Italian archaeologist and scholar

Francesco Bernardino Ferrari was an Italian archaeologist, one of the first and most distinguished scholars of the Collegio Ambrosiano founded by Cardinal Federico Borromeo.

== Biography ==

Born in Milan in 1576, he entered the Congregation of the Oblates of Saints Ambrose and Charles. He studied philosophy and divinity, as well as the Latin and Greek languages, and was admitted as a doctor to the Ambrosian college. Federico Borromeo, archbishop of Milan, appointed him to travel into various parts of Europe to purchase the best books and manuscripts to form a library in Milan.
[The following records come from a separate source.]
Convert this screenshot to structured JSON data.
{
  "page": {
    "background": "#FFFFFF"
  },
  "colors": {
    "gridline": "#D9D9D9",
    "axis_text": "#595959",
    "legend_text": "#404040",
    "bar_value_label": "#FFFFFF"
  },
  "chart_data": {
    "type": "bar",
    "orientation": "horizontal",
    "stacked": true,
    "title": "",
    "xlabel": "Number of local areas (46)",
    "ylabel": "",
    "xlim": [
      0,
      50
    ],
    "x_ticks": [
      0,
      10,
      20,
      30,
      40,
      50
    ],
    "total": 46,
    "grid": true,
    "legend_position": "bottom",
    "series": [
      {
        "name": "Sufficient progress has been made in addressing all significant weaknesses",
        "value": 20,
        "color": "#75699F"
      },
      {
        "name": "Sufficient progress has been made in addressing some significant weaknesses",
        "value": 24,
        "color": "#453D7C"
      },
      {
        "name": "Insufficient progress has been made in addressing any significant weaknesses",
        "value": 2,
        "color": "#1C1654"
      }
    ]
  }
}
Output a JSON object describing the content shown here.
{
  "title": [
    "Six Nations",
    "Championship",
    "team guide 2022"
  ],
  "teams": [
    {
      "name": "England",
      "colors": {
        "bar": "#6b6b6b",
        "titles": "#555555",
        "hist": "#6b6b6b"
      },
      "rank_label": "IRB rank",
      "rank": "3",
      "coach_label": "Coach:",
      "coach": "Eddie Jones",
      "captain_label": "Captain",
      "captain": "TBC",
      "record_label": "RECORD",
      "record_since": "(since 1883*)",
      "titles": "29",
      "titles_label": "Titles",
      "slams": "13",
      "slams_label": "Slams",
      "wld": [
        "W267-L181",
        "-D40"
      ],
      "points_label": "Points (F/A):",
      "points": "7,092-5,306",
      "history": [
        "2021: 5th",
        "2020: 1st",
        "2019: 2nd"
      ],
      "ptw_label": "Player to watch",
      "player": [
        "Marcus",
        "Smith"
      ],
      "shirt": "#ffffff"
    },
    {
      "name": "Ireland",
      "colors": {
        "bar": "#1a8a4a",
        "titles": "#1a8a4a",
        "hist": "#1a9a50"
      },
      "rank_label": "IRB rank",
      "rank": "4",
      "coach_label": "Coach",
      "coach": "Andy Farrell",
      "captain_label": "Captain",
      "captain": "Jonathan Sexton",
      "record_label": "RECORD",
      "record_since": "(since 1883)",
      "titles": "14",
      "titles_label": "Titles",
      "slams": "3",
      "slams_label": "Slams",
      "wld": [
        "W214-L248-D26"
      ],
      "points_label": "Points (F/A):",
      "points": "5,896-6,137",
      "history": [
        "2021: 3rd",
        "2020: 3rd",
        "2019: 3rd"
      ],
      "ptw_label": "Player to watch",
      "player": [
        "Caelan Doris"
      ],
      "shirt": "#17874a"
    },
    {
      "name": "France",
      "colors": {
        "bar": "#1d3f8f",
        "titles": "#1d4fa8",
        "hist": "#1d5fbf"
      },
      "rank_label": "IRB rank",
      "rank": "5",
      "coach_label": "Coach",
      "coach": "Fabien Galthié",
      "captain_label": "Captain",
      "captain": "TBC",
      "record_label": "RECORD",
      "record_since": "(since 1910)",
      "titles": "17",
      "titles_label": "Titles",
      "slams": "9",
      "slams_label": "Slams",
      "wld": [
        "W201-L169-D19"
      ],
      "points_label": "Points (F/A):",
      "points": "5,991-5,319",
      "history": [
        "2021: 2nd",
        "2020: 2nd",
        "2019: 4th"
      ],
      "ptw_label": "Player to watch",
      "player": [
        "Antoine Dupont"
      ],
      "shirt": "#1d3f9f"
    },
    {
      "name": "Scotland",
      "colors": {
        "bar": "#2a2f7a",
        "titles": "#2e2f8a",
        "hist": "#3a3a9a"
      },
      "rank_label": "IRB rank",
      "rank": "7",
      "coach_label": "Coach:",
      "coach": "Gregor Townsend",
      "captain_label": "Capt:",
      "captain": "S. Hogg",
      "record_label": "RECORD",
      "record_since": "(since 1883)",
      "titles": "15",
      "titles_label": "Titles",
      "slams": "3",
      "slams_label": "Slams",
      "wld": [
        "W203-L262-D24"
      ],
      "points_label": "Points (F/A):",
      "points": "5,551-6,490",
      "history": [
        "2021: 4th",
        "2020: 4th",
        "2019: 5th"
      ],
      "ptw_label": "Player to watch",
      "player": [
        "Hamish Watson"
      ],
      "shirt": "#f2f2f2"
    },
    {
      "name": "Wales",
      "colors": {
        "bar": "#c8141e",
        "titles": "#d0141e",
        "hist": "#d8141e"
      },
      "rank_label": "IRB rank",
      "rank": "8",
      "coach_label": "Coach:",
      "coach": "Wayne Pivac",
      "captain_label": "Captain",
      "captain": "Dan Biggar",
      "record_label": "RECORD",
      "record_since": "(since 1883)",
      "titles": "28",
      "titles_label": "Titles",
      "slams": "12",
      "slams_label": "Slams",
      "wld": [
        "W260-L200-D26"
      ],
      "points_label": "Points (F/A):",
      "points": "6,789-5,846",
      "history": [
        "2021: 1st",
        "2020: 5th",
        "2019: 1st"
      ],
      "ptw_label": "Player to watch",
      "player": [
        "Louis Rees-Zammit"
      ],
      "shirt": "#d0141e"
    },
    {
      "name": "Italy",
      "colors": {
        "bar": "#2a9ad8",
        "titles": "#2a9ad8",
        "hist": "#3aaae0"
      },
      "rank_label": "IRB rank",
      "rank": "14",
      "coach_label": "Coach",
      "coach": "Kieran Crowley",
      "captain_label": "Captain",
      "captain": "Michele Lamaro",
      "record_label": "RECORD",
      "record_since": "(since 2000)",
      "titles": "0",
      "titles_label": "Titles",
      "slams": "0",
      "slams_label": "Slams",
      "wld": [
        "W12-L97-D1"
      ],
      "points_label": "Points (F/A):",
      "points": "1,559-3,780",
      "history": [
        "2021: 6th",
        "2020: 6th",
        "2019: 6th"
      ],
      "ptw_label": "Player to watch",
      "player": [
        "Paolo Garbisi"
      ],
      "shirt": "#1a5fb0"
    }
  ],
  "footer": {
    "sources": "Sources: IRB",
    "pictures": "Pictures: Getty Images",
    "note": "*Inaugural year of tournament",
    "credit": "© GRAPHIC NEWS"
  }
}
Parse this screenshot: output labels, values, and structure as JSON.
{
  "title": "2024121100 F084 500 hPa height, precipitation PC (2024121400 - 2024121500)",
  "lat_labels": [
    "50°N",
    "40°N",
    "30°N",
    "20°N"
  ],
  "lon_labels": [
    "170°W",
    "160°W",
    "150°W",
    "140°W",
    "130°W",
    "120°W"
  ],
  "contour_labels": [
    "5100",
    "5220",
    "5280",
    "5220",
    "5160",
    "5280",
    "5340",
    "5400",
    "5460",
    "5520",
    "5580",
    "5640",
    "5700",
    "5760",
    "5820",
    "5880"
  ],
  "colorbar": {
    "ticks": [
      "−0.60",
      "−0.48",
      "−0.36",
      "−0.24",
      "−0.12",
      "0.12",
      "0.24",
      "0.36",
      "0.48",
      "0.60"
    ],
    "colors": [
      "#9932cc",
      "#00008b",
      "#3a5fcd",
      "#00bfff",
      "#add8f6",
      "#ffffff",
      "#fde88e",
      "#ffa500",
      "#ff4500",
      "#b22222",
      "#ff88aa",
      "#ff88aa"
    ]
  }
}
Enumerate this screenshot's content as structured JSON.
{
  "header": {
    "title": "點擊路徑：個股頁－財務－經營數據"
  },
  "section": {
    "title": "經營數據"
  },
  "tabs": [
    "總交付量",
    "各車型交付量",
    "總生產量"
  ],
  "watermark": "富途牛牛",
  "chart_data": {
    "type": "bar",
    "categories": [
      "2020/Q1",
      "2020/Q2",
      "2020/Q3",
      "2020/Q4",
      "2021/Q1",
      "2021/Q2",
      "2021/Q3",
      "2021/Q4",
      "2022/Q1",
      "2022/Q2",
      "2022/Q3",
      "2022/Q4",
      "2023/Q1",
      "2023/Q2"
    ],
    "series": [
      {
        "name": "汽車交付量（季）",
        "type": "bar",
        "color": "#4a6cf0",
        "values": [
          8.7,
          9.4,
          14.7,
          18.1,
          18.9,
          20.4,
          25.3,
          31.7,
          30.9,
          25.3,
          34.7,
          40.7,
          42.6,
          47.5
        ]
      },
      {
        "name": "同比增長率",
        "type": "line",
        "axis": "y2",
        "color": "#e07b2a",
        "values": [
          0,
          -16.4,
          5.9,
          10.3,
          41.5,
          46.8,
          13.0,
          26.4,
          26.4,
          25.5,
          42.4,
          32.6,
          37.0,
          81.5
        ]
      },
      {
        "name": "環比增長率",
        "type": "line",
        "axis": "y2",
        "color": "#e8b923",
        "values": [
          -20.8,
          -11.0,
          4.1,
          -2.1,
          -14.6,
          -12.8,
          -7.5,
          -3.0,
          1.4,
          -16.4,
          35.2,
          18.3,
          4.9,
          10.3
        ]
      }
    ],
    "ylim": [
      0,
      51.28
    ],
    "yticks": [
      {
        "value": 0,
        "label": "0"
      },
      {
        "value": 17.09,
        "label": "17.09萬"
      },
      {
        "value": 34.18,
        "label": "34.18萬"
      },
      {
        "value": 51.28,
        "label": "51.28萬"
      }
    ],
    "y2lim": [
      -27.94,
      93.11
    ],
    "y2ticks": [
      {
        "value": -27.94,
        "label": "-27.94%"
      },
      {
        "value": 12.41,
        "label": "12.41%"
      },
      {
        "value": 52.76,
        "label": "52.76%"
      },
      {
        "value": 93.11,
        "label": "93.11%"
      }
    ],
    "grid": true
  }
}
Ferrari passed over part of Italy and Spain, and collected a great number of books, which laid the foundation of the famous Ambrosiana Library. About 1638 he was appointed director of the College of the Nobles, lately erected at Padua, which office he discharged two years, and then, on account of indisposition, returned to Milan. He died in Milan on February 3, 1669.

== Works ==

- De Antiquo Eccles. Epistolarum Genere libri tres (Milan, 1613);
- De Ritu Sacrarum Ecclesiae Catholicae concionum libri tres (Milan, 1620; Utrecht, 1692, cum praefatione Joannis Georgii Graevii);
- De Veterum acclamationibus et plausu libri septem (Milan, 1627; also in vol. VI of Graevius's Thesaur. Antiq. Rom.).

His writings are full of learning; he is very judicious in his conjectures and exact in his quotations.